Reputation: 6319
I'm generating an XML file using Python and markup.py ....it was all working out but due to recent changes in the script, I'm now getting duplicated values in the nodes due to the checks I put in place. Here's a sample of the output (they are vehicle records):
<?xml version='1.0' encoding='UTF-8' ?>
<datafeed>
<vehicle>
<vin>2HNYD18816H532105</vin>
<features>
<feature>AM/FM Radio</feature>
<feature>Air Conditioning</feature>
<feature>Anti-Lock Brakes (ABS)</feature>
<feature>Alarm</feature>
<feature>CD Player</feature>
<feature>Air Bags</feature>
<feature>Air Bags</feature>
<feature>Anti-Lock Brakes (ABS)</feature>
<feature>Alarm</feature>
<feature>Air Bags</feature>
<feature>Alarm</feature>
<feature>Air Bags</feature>
</features>
</vehicle>
<vehicle>
<vin>2HKYF18746H537006</vin>
<features>
<feature>AM/FM Radio</feature>
<feature>Anti-Lock Brakes (ABS)</feature>
<feature>Air Bags</feature>
<feature>Air Bags</feature>
<feature>Anti-Lock Brakes (ABS)</feature>
<feature>Alarm</feature>
<feature>Air Bags</feature>
<feature>Alarm</feature>
</features>
</vehicle>
</datafeed>
This is a small excerpt from a larger XML file having over 100 records. What can I do to remove the duplicate nodes?
Upvotes: 1
Views: 1901
Reputation: 388023
There are no real "duplicates" in XML. Every node is different by definition. But I understand you that you want to get rid of all duplicate features in your interpretion.
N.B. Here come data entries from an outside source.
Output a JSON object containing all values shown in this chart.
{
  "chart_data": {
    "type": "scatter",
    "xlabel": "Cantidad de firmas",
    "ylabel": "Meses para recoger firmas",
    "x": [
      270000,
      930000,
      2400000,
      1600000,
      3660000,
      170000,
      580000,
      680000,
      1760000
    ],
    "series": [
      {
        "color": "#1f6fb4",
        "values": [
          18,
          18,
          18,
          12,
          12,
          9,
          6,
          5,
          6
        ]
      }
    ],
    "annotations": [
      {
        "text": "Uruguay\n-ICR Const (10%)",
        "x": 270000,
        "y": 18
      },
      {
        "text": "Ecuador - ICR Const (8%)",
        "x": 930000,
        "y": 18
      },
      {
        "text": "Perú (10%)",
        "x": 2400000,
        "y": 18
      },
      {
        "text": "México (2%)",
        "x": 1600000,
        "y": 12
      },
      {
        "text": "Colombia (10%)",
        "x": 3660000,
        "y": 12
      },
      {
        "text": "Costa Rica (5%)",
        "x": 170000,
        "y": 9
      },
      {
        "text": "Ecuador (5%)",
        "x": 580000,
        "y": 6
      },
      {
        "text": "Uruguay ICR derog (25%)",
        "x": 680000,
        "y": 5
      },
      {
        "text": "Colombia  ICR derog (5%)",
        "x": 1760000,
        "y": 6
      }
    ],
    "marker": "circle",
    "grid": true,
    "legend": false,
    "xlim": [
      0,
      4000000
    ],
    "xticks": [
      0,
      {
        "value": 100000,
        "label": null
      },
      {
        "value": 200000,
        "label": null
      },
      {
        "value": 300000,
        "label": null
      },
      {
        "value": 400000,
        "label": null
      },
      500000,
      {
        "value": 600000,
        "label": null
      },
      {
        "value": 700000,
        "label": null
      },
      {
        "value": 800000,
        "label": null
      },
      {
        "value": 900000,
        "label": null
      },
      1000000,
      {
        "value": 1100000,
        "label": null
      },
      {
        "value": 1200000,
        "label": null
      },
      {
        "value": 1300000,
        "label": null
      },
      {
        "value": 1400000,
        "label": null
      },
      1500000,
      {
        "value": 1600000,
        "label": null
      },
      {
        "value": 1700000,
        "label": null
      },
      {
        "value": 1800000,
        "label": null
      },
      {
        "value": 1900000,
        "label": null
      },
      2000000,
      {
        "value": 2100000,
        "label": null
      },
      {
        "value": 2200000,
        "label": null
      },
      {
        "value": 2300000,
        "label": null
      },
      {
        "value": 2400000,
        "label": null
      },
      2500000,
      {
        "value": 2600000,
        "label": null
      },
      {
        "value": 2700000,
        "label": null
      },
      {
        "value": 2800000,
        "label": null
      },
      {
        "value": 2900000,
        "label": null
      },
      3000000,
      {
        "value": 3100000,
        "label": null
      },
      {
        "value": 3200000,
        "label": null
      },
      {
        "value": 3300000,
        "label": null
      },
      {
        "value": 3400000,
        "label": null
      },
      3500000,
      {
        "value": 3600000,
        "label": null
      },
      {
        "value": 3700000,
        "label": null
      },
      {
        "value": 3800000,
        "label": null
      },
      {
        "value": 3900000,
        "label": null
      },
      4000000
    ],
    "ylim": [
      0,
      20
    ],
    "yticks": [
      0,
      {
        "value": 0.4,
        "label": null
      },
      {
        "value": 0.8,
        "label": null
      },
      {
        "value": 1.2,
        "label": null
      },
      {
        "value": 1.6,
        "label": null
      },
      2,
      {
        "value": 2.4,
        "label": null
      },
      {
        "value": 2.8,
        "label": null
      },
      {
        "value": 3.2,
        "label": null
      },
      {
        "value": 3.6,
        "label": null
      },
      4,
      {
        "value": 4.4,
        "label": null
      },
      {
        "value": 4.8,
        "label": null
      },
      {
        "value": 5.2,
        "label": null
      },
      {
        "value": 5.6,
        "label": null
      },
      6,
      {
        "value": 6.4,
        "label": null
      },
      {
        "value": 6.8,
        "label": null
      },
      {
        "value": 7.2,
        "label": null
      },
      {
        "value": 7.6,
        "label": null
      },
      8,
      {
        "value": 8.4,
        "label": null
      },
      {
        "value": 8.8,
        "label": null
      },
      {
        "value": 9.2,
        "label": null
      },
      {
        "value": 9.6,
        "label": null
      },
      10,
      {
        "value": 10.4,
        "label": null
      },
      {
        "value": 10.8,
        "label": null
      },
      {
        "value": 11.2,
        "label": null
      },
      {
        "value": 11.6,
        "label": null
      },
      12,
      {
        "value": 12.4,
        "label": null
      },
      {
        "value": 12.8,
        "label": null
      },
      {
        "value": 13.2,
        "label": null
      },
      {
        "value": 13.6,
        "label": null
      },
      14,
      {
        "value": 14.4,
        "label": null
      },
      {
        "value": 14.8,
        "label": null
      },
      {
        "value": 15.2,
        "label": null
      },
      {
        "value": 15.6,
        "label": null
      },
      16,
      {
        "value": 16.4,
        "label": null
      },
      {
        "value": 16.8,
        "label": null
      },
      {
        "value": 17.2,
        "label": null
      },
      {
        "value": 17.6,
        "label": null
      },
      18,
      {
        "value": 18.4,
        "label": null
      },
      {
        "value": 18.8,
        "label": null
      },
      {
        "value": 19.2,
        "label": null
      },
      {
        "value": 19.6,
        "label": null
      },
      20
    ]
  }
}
You can do this by simply parsing that tree, putting the features (the values of the nodes) in a set (to get rid of duplicates) and writing out a new XML document.
Given that you are generating the file with Python, you should modify the creation routine the way that it doesn't generate duplicate values to begin with. You might want to tell us what the markup.py
is or does.
I just took a quick look at the markup script, so something like this might appear in your script:
// well, this might come from somewhere else, but I guess you have such a list somewhere
features = [ 'AM/FM Radio', 'Air Conditioning', 'Anti-Lock Brakes (ABS)', 'Alarm', 'CD Player', 'Air Bags', 'Air Bags', 'Anti-Lock Brakes (ABS)', 'Alarm', 'Air Bags', 'Alarm', 'Air Bags' ]
// write the XML
markup.features.open()
markup.feature( features )
markup.features.close()
In this case, just make features a set
before passing it to the markup script:
// write the XML
markup.features.open()
markup.feature( set( features ) )
markup.features.close()
If you have multiple separate lists that contain your features for a single vehicle, combine those lists (or sets) first:
list1 = [...]
list2 = [...]
list3 = [...]
features = set( list1 + list2 + list3 )
Upvotes: 1